Christofer. Je pense être quelqu’un d’instruit et qui a une certaine éducation, je connais de nombreuses cultures à travers le monde entier. Mais il y en a certaines que j’apprécie plus que d’autres, j’aime chez vous ce coté bizarre, à la fois décadent et mélancolique. Ca ne veut pas dire que j’aime tout ce qui vient de chez vous, je n’ai jamais mangé d’escargots [Rires] … Je ne suis pas obsédé par votre culture mais il y a des choses que j’adore comme la musique des années 1965/1970, je dirais plus particulièrement la période 67/69. Il y a tellement de bons morceaux qui ont été enregistrés lors de ces trois années.

MI. Penses-tu que c’est une bonne idée de présenter aux fans de THERION ce style de chansons ?
Christofer. Certains pensent que c’est un honneur et d’autres que c’est totalement idiot parce qu’ils sont persuadés que c’est une musique qui fait partie du patrimoine de leurs parents et qu’ils n’ont rien à voir avec ça. Les réactions sont très divisées. La chose intéressante c’est que la musique Metal doit garder un esprit de provocation, elle doit être en réactivité face aux idées reçues. Le coté rebelle doit toujours exister et faire en sorte que tu ne sois pas dans la norme, j’aime diviser l’opinion, et ne pas accepter tout ce que l’on veut t’imposer. Pas forcément à la manière Punk qui pour moi était très extrémiste, tu peux être différent grâce à ton état d’esprit et à ta musique. Nous sommes des musiciens et on suit notre route, nous sommes avant tout attachés à la liberté de penser que ce soit au niveau de nos créations mais aussi en ce qui concerne notre attitude. Le Metal est une culture underground qui contient une multitude de styles différents mais cela reste de la musique. Il est stupide de penser que si tu écoutes du Heavy, tu ne peux pas écouter Bruce Springsteen. Ce qui est très spécial chez les Métalleux, c’est qu’il y a une vraie forme de solidarité qui existe et qui est unique. Les fans d’IRON MAIDEN se reconnaissent tout de suite et fraternisent très vite ce qui n’est pas forcément le cas quand tu écoutes de la pop. Mais aujourd’hui, jouer cette musique ne représente plus une forme de provocation car c’est devenu une norme comme la Pop, le Rock ou le Rap. Pour susciter des réactions dans notre style, il faut briser les règles et tu ne peux pas le faire en offrant aux gens ce qu’ils attendent. Pour moi Les Fleurs Du Mal est une véritable provocation. Tu ne peux plus le faire en parlant de Satan. Le mouvement Death Metal écrivait principalement sur la mort, le dépeçage, les cimetières, les corps en putréfaction, je pense par exemple à CANNIBAL CORPSE ou AUTOPSY. Tu ne pouvais pas faire plus brutal. Mais c’est fini, tu ne peux plus choquer personne avec ce genre de cirque comme tout ce qui est lié aux églises qui brûlent, on a été au bout du truc, c’est terminé maintenant. Il faudrait faire un disque sur la pédophilie pour rester extrême mais là, pour le coup, je pense que tout le monde me tournerait le dos. Je ne pense pas qu’on me mettrait en prison si j’écrivais sur le sujet mais je serais rejeté par tous, c’est évident. Il faut briser les normes et c’est ce que j’ai voulu faire avec Les Fleurs Du Mal.
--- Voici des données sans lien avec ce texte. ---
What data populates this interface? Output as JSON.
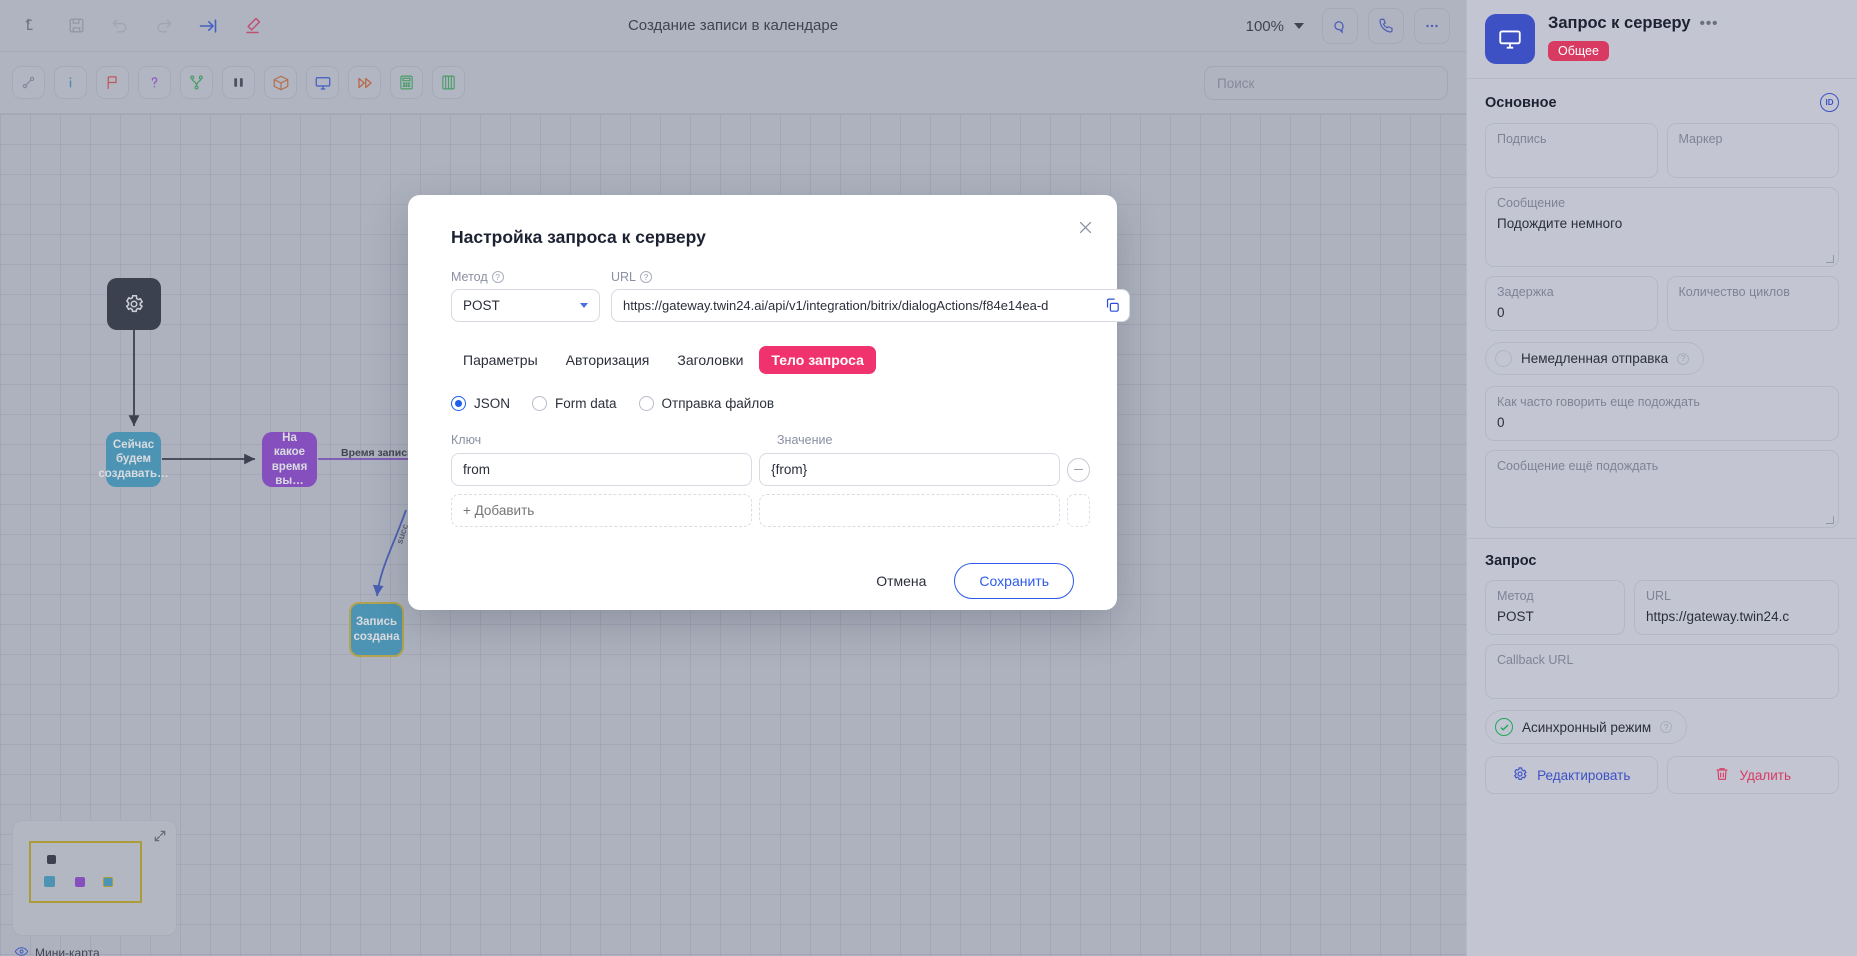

MI. Baudelaire était un provocateur à son époque ?
Christofer. Ce qui est passionnant, c’est cette réaction face à l’utilisation du nom d’un recueil de Charles Baudelaire. Certaines personnes ont été choquées par cet album et adorent cet écrivain. En fait, ils défendent un principe, la chose intéressante c’est qu’ils aiment l’écrivain justement parce qu’au XVIII éme siècle, il cassait les codes établis. Hors, c’est incroyable de voir l’intolérance de ces lecteurs envers nous. Je pense qu’ils seraient contre le poète s’ils avaient vécu à son époque, ils défendent leur propre chapelle, leur environnement culturel et dès que tu les déranges dans leur conviction, ils sont choqués. Je pense qu’ils auraient insulté Baudelaire et l’auraient certainement trouvé ignoble. Ils n’ont rien compris, ils pensent qu’aujourd’hui en lisant Les Fleurs Du Mal ils font de la provocation alors que c’est devenu un classique de la littérature.

MI. Tu as été surpris par les réactions qu’ont suscité ses écrits à son époque ?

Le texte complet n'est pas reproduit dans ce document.